The State representative reported that scrap metal received by a metal processor in Sand Springs, OK, set off the facility's gate radiation monitor. Investigation into the alarm determined that the radiation was coming from a foil source of unknown origin. The source dimensions are 3 inches by 1/2 inch with a contact reading (using a Ludlum Model 3) of 200 mR/hr. The scrap metal processor notified the State which dispatched inspectors to the site. The State found that the source also had loose surface contamination. Investigation has determined that four individuals had handled the source. The State was able to contact one of those individuals and a survey of the individual revealed no indication of contamination. The State has not yet been able to contact the other three people involve in handling the source. The source has been wrapped in lead shielding material and secured in a safe location. The State plans to perform a Gamma Spec analysis of the source to determine the isotope. The investigation into the origin of the source has been unproductive so far. It appears that the scrap metal came from a intermediary scrap metal dealer.

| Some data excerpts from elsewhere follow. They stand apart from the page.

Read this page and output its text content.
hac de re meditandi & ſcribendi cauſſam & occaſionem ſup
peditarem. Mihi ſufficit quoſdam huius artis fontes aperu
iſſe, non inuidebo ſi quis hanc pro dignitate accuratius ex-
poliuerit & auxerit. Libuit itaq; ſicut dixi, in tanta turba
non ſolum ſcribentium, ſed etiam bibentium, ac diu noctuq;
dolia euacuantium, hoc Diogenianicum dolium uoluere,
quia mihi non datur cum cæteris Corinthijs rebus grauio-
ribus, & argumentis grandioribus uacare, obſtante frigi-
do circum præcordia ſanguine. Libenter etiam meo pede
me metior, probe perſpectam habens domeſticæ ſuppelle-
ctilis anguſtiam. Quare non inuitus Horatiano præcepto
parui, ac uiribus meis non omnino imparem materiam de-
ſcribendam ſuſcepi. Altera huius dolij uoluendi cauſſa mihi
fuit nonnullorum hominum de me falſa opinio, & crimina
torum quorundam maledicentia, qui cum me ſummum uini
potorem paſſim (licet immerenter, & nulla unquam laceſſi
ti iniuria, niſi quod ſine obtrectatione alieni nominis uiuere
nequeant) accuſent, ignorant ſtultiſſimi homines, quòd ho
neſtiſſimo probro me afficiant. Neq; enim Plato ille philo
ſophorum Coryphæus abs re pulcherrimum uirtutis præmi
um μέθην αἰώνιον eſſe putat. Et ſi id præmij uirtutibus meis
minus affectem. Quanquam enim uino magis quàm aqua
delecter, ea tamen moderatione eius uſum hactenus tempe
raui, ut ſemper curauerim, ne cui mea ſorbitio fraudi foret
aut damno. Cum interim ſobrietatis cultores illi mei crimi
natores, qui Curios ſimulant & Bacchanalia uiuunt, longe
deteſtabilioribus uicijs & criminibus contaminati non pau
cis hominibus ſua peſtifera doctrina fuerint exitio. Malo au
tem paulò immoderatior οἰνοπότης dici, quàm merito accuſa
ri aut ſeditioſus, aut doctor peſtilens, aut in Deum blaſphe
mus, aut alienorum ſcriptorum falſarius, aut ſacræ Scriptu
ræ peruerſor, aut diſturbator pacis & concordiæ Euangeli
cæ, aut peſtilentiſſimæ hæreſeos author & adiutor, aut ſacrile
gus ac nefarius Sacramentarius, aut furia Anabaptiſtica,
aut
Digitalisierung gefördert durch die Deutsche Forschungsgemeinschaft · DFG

  • * * UPDATE ON 10/5/05 @ 15:20 FROM SAMPSON TO ABRAMOVITZ * * *

The source (foil) was determined to be Radium-226. The Curie content was not determined but was estimated to be in the micro Curie range. The loose contamination was not found on any other surfaces, only on the test swipe. The four individuals who contacted this source were contacted and an estimate of their dose is in progress. Notified R4DO D. Graves.

ENS 4422520 May 2008 13:54:00

The Walmart in Enid, Oklahoma performed an inventory of their generally licensed tritium, exit signs and confirmed that three were broken. Walmart suspects that the signs have been broken since sometime in 2003. On May 1, 2008, contractors performed surveys of the area. One wipe was high enough to require remediation (82,000 dpm). The broken exit signs were removed on May 2, 2008.

  • * * UPDATE PROVIDED FROM RALPH JOHNSON TO JOE O'HARA AT 0914 ON 3/19/09 * * *

Walmart in Oklahoma performed an inventory of their generally licensed tritium exit signs and confirmed that a total of twelve were broken. Notified R4DO(Hay) and FSME(McIntosh).